Saturday, January 27, 2007

Children of Men

While it was all fine and good for so many Mexican directors and filmakers to be nominated for so many Oscars this year, as we read the news back here in Guanajuato we felt as though the veil was finally being lifted from our eyes.

I had previously thought that the best picture of the year would actually receive a nomination for Best Picture. Sure some politics usually get in the way and a lesser movie actually wins, but the deserving film would at least be nominated.

Not in 2007. How could a relatively mediocre movie like Babel receive so many nominations, and a devastatingly well-made movie like Children of Men receive so few? The tale of a future gone bad, where humanity has lost al hope in the face of worldwide sterility and a neverending war on terror is quite probably the greatest movie I have, or could hope to have, seen in my life.

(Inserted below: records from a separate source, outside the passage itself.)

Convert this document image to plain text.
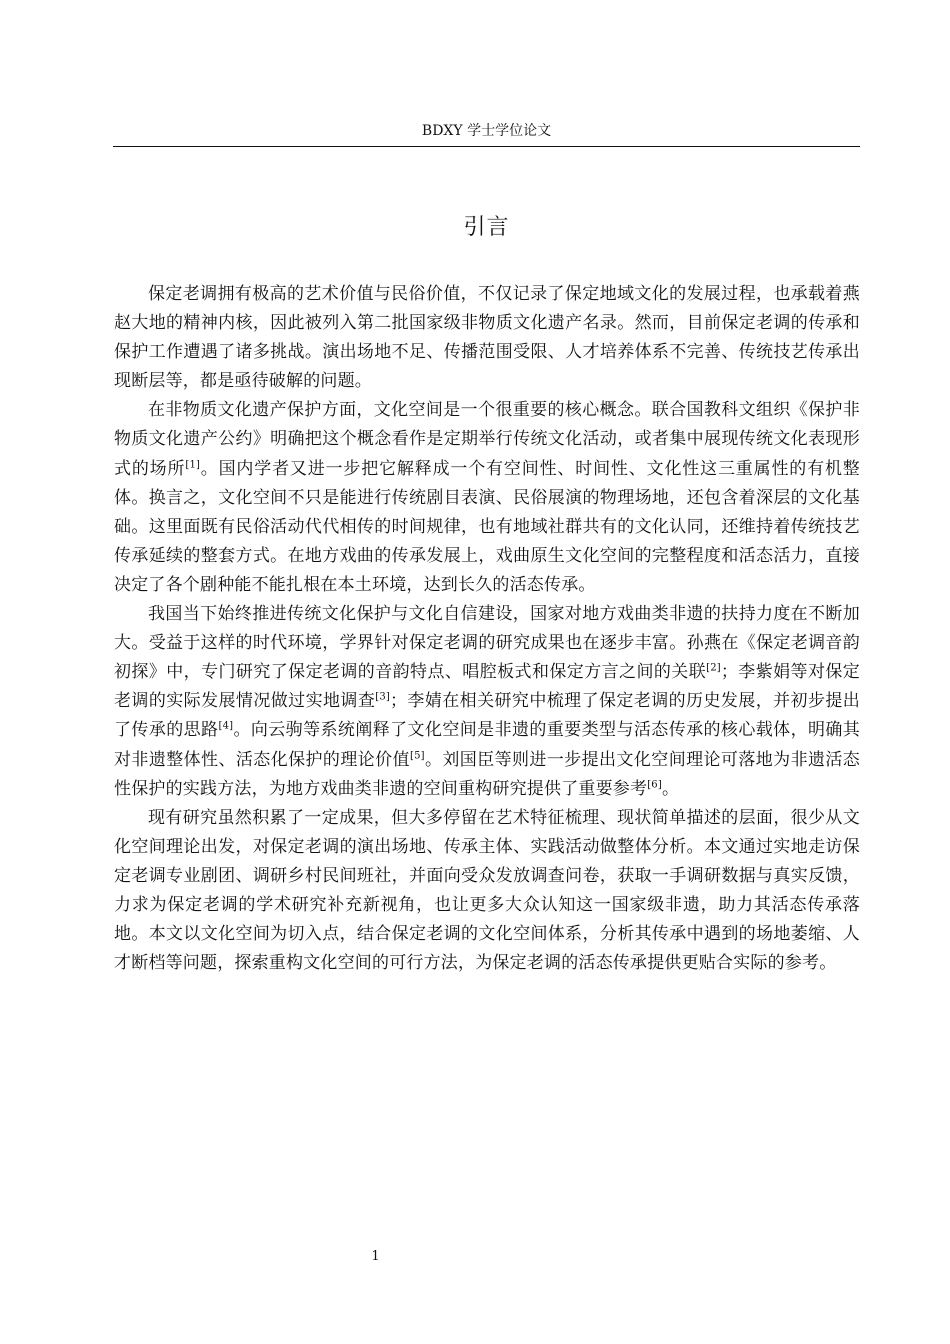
BDXY 学士学位论文
引言

保定老调拥有极高的艺术价值与民俗价值，不仅记录了保定地域文化的发展过程，也承载着燕赵大地的精神内核，因此被列入第二批国家级非物质文化遗产名录。然而，目前保定老调的传承和保护工作遭遇了诸多挑战。演出场地不足、传播范围受限、人才培养体系不完善、传统技艺传承出现断层等，都是亟待破解的问题。

在非物质文化遗产保护方面，文化空间是一个很重要的核心概念。联合国教科文组织《保护非物质文化遗产公约》明确把这个概念看作是定期举行传统文化活动，或者集中展现传统文化表现形式的场所[1]。国内学者又进一步把它解释成一个有空间性、时间性、文化性这三重属性的有机整体。换言之，文化空间不只是能进行传统剧目表演、民俗展演的物理场地，还包含着深层的文化基础。这里面既有民俗活动代代相传的时间规律，也有地域社群共有的文化认同，还维持着传统技艺传承延续的整套方式。在地方戏曲的传承发展上，戏曲原生文化空间的完整程度和活态活力，直接决定了各个剧种能不能扎根在本土环境，达到长久的活态传承。

我国当下始终推进传统文化保护与文化自信建设，国家对地方戏曲类非遗的扶持力度在不断加大。受益于这样的时代环境，学界针对保定老调的研究成果也在逐步丰富。孙燕在《保定老调音韵初探》中，专门研究了保定老调的音韵特点、唱腔板式和保定方言之间的关联[2]；李紫娟等对保定老调的实际发展情况做过实地调查[3]；李婧在相关研究中梳理了保定老调的历史发展，并初步提出了传承的思路[4]。向云驹等系统阐释了文化空间是非遗的重要类型与活态传承的核心载体，明确其对非遗整体性、活态化保护的理论价值[5]。刘国臣等则进一步提出文化空间理论可落地为非遗活态性保护的实践方法，为地方戏曲类非遗的空间重构研究提供了重要参考[6]。

现有研究虽然积累了一定成果，但大多停留在艺术特征梳理、现状简单描述的层面，很少从文化空间理论出发，对保定老调的演出场地、传承主体、实践活动做整体分析。本文通过实地走访保定老调专业剧团、调研乡村民间班社，并面向受众发放调查问卷，获取一手调研数据与真实反馈，力求为保定老调的学术研究补充新视角，也让更多大众认知这一国家级非遗，助力其活态传承落地。本文以文化空间为切入点，结合保定老调的文化空间体系，分析其传承中遇到的场地萎缩、人才断档等问题，探索重构文化空间的可行方法，为保定老调的活态传承提供更贴合实际的参考。

1
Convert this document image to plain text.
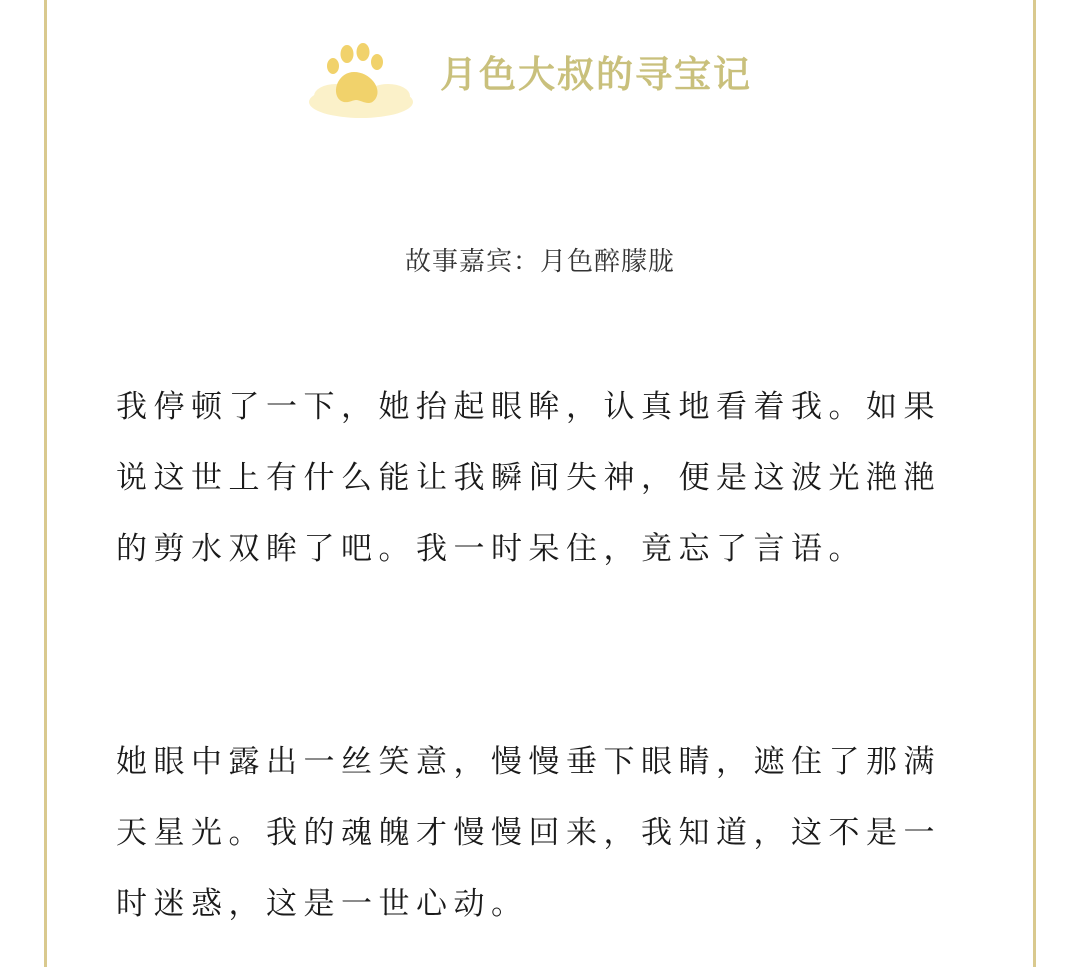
月色大叔的寻宝记
故事嘉宾：月色醉朦胧

我停顿了一下，她抬起眼眸，认真地看着我。如果说这世上有什么能让我瞬间失神，便是这波光滟滟的剪水双眸了吧。我一时呆住，竟忘了言语。

她眼中露出一丝笑意，慢慢垂下眼睛，遮住了那满天星光。我的魂魄才慢慢回来，我知道，这不是一时迷惑，这是一世心动。
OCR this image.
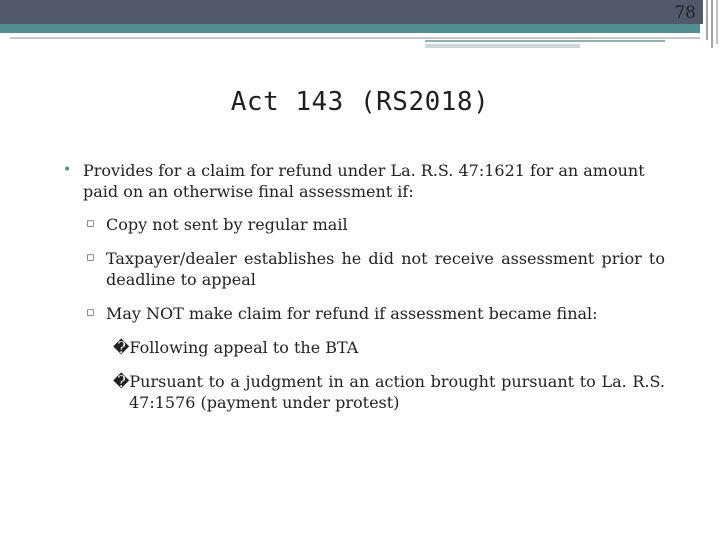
78
Act 143 (RS2018)
• Provides for a claim for refund under La. R.S. 47:1621 for an amount paid on an otherwise final assessment if:
▫ Copy not sent by regular mail
▫ Taxpayer/dealer establishes he did not receive assessment prior to deadline to appeal
▫ May NOT make claim for refund if assessment became final:
�Following appeal to the BTA
�Pursuant to a judgment in an action brought pursuant to La. R.S. 47:1576 (payment under protest)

The entire cast, lead by Clive Owen, puts out a powerful performance, and the possible future the movie creates for us is terrifingly real, with threads of terror and government abuse, as well as the slow collapse of global civilization. Can a movie whose best scene is when Brad Pitt cries on the phone really beat a movie where British tanks open fire on an apartment building full of innocent families in the name of fear and loathing?

Apparently it has.

Selma Hayek is right to be proud I guess, but she needs to calm down.